Aegea S/A divulga ‘Fato Relevante’
A Aegea S/A divulgou um Comunicado ‘Fato Relevante’, no dia 29 de outubro de 2020, aos associados e mercado em geral sobre a homologação de um Acordo de Não Persecução Cível celebrado entre a Aegea Engenharia e Comércio Ltda com o Ministério Público, o Daerp e a Prefeitura de Ribeirão Preto. “No Acordo, a Aegea Saneamento e Participações S/A se comprometeu a pagar o valor aproximado de R$ 40 milhões ao Daerp, além de ter assumido outras obrigações usuais nesse tipo de transação”.
Assinado pelo vice-presidente de Finanças e Diretor de Relações com Investidores, o Comunicado destaca que “termos e condições do Acordo são sigilosos, nos termos da legislação aplicável, tendo as partes signatárias do Acordo outorgado mutuamente quitação das obrigações decorrentes do contrato celebrado em Ribeirão Preto, bem como atendem ao melhor interesse da Companhia, seus acionistas e stakeholders”.
A Aegea não opera concessões em Ribeirão Preto. “A adesão da Companhia ao Acordo como garantidora objetivou extinguir definitivamente os processos administrativos e judiciais vinculados à Operação Sevandija, como parte do processo de fortalecimento dos seus esforços nas áreas de Compliance e de Integridade Corporativa”, frisa a nota.
Por fim, o Comunicado diz que a Aegea opera ativos de saneamento em 57 municípios através de contratos de concessão, subconcessão e PPPs, que foi fundada em 2010 e que registrou Receita Operacional Líquida de R$ 2,9 bilhões nos últimos 12 meses.
Apesar de a Aegea S/A ter anunciado o ressarcimento dos cofres do Daerp, na ordem de R$ 40 milhões, em nota à imprensa, a Prefeitura de Ribeirão Preto divulgou que a quantia é estimada em R$ 70 milhões. Os valores dos contratos fraudados vieram à público com a Operação Callichirus, um dos desdobramentos da Sevandija.

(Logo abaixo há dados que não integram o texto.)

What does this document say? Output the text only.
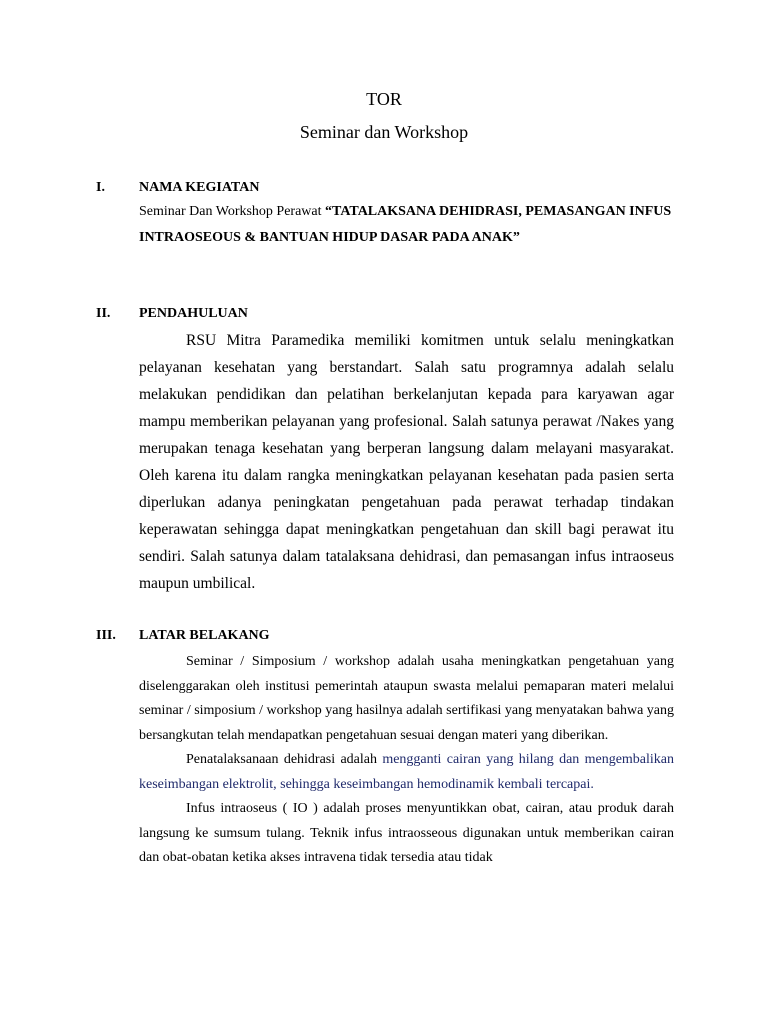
TOR
Seminar dan Workshop
I.	NAMA KEGIATAN

Seminar Dan Workshop Perawat “TATALAKSANA DEHIDRASI, PEMASANGAN INFUS INTRAOSEOUS & BANTUAN HIDUP DASAR PADA ANAK”

II.	PENDAHULUAN

RSU Mitra Paramedika memiliki komitmen untuk selalu meningkatkan pelayanan kesehatan yang berstandart. Salah satu programnya adalah selalu melakukan pendidikan dan pelatihan berkelanjutan kepada para karyawan agar mampu memberikan pelayanan yang profesional. Salah satunya perawat /Nakes yang merupakan tenaga kesehatan yang berperan langsung dalam melayani masyarakat. Oleh karena itu dalam rangka meningkatkan pelayanan kesehatan pada pasien serta diperlukan adanya peningkatan pengetahuan pada perawat terhadap tindakan keperawatan sehingga dapat meningkatkan pengetahuan dan skill bagi perawat itu sendiri. Salah satunya dalam tatalaksana dehidrasi, dan pemasangan infus intraoseus maupun umbilical.

III.	LATAR BELAKANG

Seminar / Simposium / workshop adalah usaha meningkatkan pengetahuan yang diselenggarakan oleh institusi pemerintah ataupun swasta melalui pemaparan materi melalui seminar / simposium / workshop yang hasilnya adalah sertifikasi yang menyatakan bahwa yang bersangkutan telah mendapatkan pengetahuan sesuai dengan materi yang diberikan.

Penatalaksanaan dehidrasi adalah mengganti cairan yang hilang dan mengembalikan keseimbangan elektrolit, sehingga keseimbangan hemodinamik kembali tercapai.

Infus intraoseus ( IO ) adalah proses menyuntikkan obat, cairan, atau produk darah langsung ke sumsum tulang. Teknik infus intraosseous digunakan untuk memberikan cairan dan obat-obatan ketika akses intravena tidak tersedia atau tidak
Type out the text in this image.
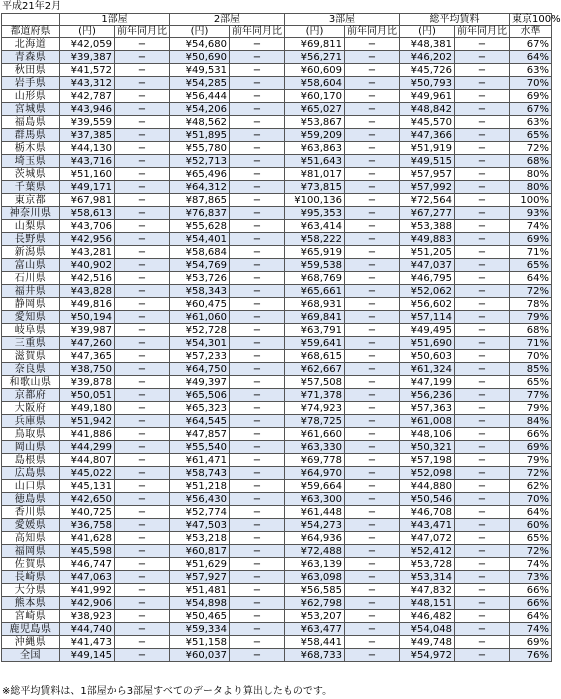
平成21年2月
	1部屋		2部屋		3部屋		総平均賃料		東京100%
都道府県	(円)	前年同月比	(円)	前年同月比	(円)	前年同月比	(円)	前年同月比	水準
北海道	¥42,059	−	¥54,680	−	¥69,811	−	¥48,381	−	67%
青森県	¥39,387	−	¥50,690	−	¥56,271	−	¥46,202	−	64%
秋田県	¥41,572	−	¥49,531	−	¥60,609	−	¥45,726	−	63%
岩手県	¥43,312	−	¥54,285	−	¥58,604	−	¥50,793	−	70%
山形県	¥42,787	−	¥56,444	−	¥60,170	−	¥49,961	−	69%
宮城県	¥43,946	−	¥54,206	−	¥65,027	−	¥48,842	−	67%
福島県	¥39,559	−	¥48,562	−	¥53,867	−	¥45,570	−	63%
群馬県	¥37,385	−	¥51,895	−	¥59,209	−	¥47,366	−	65%
栃木県	¥44,130	−	¥55,780	−	¥63,863	−	¥51,919	−	72%
埼玉県	¥43,716	−	¥52,713	−	¥51,643	−	¥49,515	−	68%
茨城県	¥51,160	−	¥65,496	−	¥81,017	−	¥57,957	−	80%
千葉県	¥49,171	−	¥64,312	−	¥73,815	−	¥57,992	−	80%
東京都	¥67,981	−	¥87,865	−	¥100,136	−	¥72,564	−	100%
神奈川県	¥58,613	−	¥76,837	−	¥95,353	−	¥67,277	−	93%
山梨県	¥43,706	−	¥55,628	−	¥63,414	−	¥53,388	−	74%
長野県	¥42,956	−	¥54,401	−	¥58,222	−	¥49,883	−	69%
新潟県	¥43,281	−	¥58,684	−	¥65,919	−	¥51,205	−	71%
富山県	¥40,902	−	¥54,769	−	¥59,538	−	¥47,037	−	65%
石川県	¥42,516	−	¥53,726	−	¥68,769	−	¥46,795	−	64%
福井県	¥43,828	−	¥58,343	−	¥65,661	−	¥52,062	−	72%
静岡県	¥49,816	−	¥60,475	−	¥68,931	−	¥56,602	−	78%
愛知県	¥50,194	−	¥61,060	−	¥69,841	−	¥57,114	−	79%
岐阜県	¥39,987	−	¥52,728	−	¥63,791	−	¥49,495	−	68%
三重県	¥47,260	−	¥54,301	−	¥59,641	−	¥51,690	−	71%
滋賀県	¥47,365	−	¥57,233	−	¥68,615	−	¥50,603	−	70%
奈良県	¥38,750	−	¥64,750	−	¥62,667	−	¥61,324	−	85%
和歌山県	¥39,878	−	¥49,397	−	¥57,508	−	¥47,199	−	65%
京都府	¥50,051	−	¥65,506	−	¥71,378	−	¥56,236	−	77%
大阪府	¥49,180	−	¥65,323	−	¥74,923	−	¥57,363	−	79%
兵庫県	¥51,942	−	¥64,545	−	¥78,725	−	¥61,008	−	84%
鳥取県	¥41,886	−	¥47,857	−	¥61,660	−	¥48,106	−	66%
岡山県	¥44,299	−	¥55,540	−	¥63,330	−	¥50,321	−	69%
島根県	¥44,807	−	¥61,471	−	¥69,778	−	¥57,198	−	79%
広島県	¥45,022	−	¥58,743	−	¥64,970	−	¥52,098	−	72%
山口県	¥45,131	−	¥51,218	−	¥59,664	−	¥44,880	−	62%
徳島県	¥42,650	−	¥56,430	−	¥63,300	−	¥50,546	−	70%
香川県	¥40,725	−	¥52,774	−	¥61,448	−	¥46,708	−	64%
愛媛県	¥36,758	−	¥47,503	−	¥54,273	−	¥43,471	−	60%
高知県	¥41,628	−	¥53,218	−	¥64,936	−	¥47,072	−	65%
福岡県	¥45,598	−	¥60,817	−	¥72,488	−	¥52,412	−	72%
佐賀県	¥46,747	−	¥51,629	−	¥63,139	−	¥53,728	−	74%
長崎県	¥47,063	−	¥57,927	−	¥63,098	−	¥53,314	−	73%
大分県	¥41,992	−	¥51,481	−	¥56,585	−	¥47,832	−	66%
熊本県	¥42,906	−	¥54,898	−	¥62,798	−	¥48,151	−	66%
宮崎県	¥38,923	−	¥50,465	−	¥53,207	−	¥46,482	−	64%
鹿児島県	¥44,740	−	¥59,334	−	¥63,477	−	¥54,048	−	74%
沖縄県	¥41,473	−	¥51,158	−	¥58,441	−	¥49,748	−	69%
全国	¥49,145	−	¥60,037	−	¥68,733	−	¥54,972	−	76%
※総平均賃料は、1部屋から3部屋すべてのデータより算出したものです。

“Sabe que diferença faz um vereador preparado e com integridade para perseverar e pensar no interesse público? Esse é um bom exemplo, está aqui a grande diferença de um vereador que sabe mostrar como se constrói um discurso político concreto, técnico, que busca o bem comum e que não teme por ir atrás daqueles que estão prejudicando o povo”, concluiu o vereador Marcos Papa.